O que mais importa é ver que o desaparecimento do “ex-presidente vitalício” Jean-Claude Duvalier evidenciou a polarização que existe no seio das classes dominantes haitianas. De fato, a pergunta sobre “funeral nacional” ou não, dividiu fortemente as opiniões. E, finalmente, na cerimônia “íntima”, que teve que se “submeter” a família do morto, não se viram mais que duvalieristas da velha guarda do pai François Duvalier. Todos os que estão agora no timão do Estado ou chegaram lá graças à “reconciliação” no final do regime duvalierista, brilharam por sua ausência.

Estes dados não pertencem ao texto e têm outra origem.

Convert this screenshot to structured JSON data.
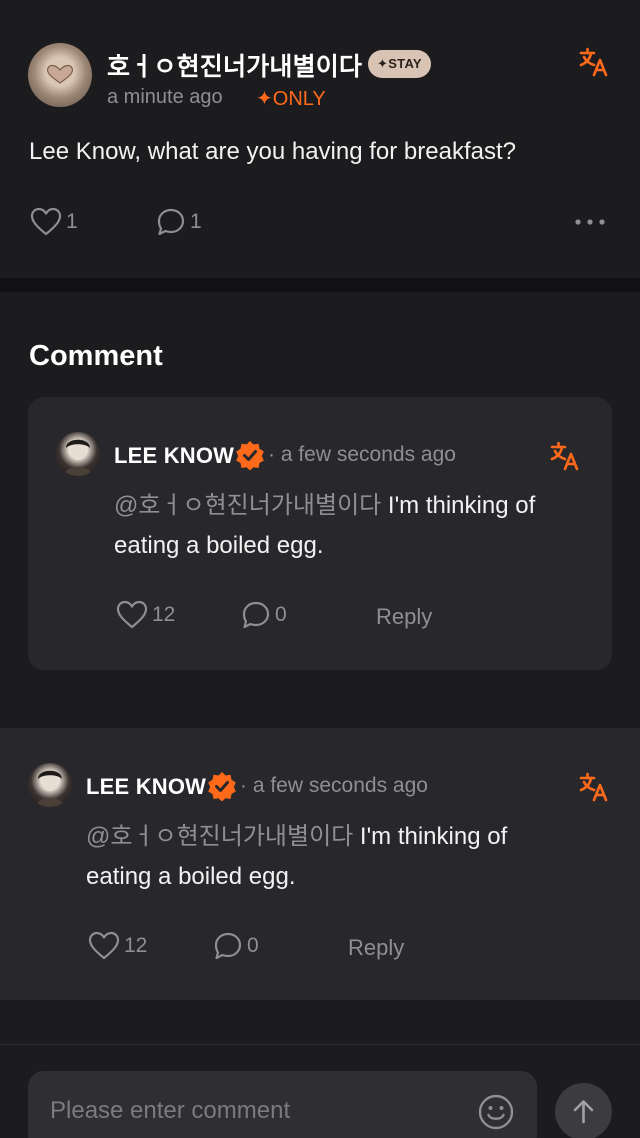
{
  "post": {
    "author": "호ㅓㅇ현진너가내별이다",
    "badge": "✦STAY",
    "time": "a minute ago",
    "only": "✦ONLY",
    "text": "Lee Know, what are you having for breakfast?",
    "likes": "1",
    "comments": "1"
  },
  "section": {
    "title": "Comment"
  },
  "comment1": {
    "author": "LEE KNOW",
    "time": "· a few seconds ago",
    "mention": "@호ㅓㅇ현진너가내별이다",
    "text": " I'm thinking of eating a boiled egg.",
    "likes": "12",
    "comments": "0",
    "reply": "Reply"
  },
  "comment2": {
    "author": "LEE KNOW",
    "time": "· a few seconds ago",
    "mention": "@호ㅓㅇ현진너가내별이다",
    "text": " I'm thinking of eating a boiled egg.",
    "likes": "12",
    "comments": "0",
    "reply": "Reply"
  },
  "composer": {
    "placeholder": "Please enter comment"
  },
  "colors": {
    "accent": "#ff6a1a",
    "muted": "#8e8e93",
    "card": "#28282c",
    "background": "#1c1c1f"
  },
  "icons": [
    "translate-icon",
    "heart-icon",
    "comment-icon",
    "more-icon",
    "verified-icon",
    "emoji-icon",
    "arrow-up-icon"
  ]
}
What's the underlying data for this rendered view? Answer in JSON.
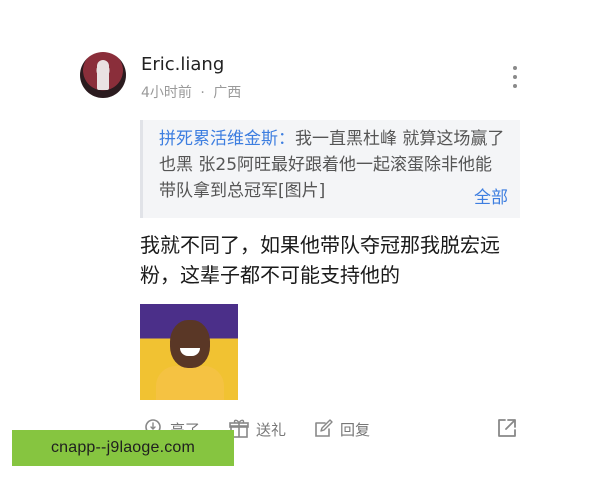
{
  "comment": {
    "username": "Eric.liang",
    "time_ago": "4小时前",
    "separator": "·",
    "location": "广西",
    "quote": {
      "author": "拼死累活维金斯：",
      "text": "我一直黑杜峰 就算这场赢了也黑 张25阿旺最好跟着他一起滚蛋除非他能带队拿到总冠军[图片]",
      "expand_label": "全部"
    },
    "body": "我就不同了，如果他带队夺冠那我脱宏远粉，这辈子都不可能支持他的",
    "actions": {
      "like_label": "亮了",
      "gift_label": "送礼",
      "reply_label": "回复"
    }
  },
  "watermark": {
    "text": "cnapp--j9laoge.com"
  },
  "colors": {
    "accent": "#3d7ee0",
    "meta_gray": "#9a9a9a",
    "quote_bg": "#f4f5f7",
    "watermark_bg": "#86c540"
  }
}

A impossibilidade de julgar o tirano que, junto com seus amigos e aliados de todo tipo, permitia funcionar a máquina infernal de repressão, demonstra não só os limites do famoso “Estado de direito” tão mal nomeado, mas também a mistificação da dita “democracia burguesa” que os ideólogos desta classe tratam de nos fazer engolir por todos os meios.
É, pois, na combinação contraditória destes dois momentos, funeral nacional abortado e julgamento bloqueado, que é possível compreender a evolução da situação haitiana. Julgar Duvalier teria sido colocar em questão todo o aparelho duvalierista. E, apesar de passado uma geração, é justamente este que está no poder.
Além disso, uma vez obtido a “reconciliação” com as “grandes famílias” (leia-se a burguesia comerciante do século XIX que Duvalier reprimiu fortemente para impor a presença dos latifundiários no marco da penetração capitalista, mas com a qual se “reconciliou” ao final para melhor dominar, explorar), deveriam ser denunciadas esta mesma burguesia pelo papel que cumpriram neste macabro banquete. Como, de fato, continuam até hoje.
Julgar Duvalier, talvez quisesse dizer, também, apontar o papel imperialista no ocorrido. Naquele tempo e… hoje!
Entende-se melhor, então, a impossibilidade de decisão que tiveram as classes dominantes sobre este tema. E se entende, também, as posições ambivalentes que tiveram tanto os representantes da Minustah como os diplomatas das diferentes embaixadas imperialistas.
As vítimas do campo popular, se quiserem algum dia resolver os sofrimentos a que foram submetidos sob aquela criminosa expressão das classes dominantes, deverão tornar-se independentes das alianças que não represente seus interesses ou sua real emancipação e que as levarão, como sempre, diretamente ao matadouro.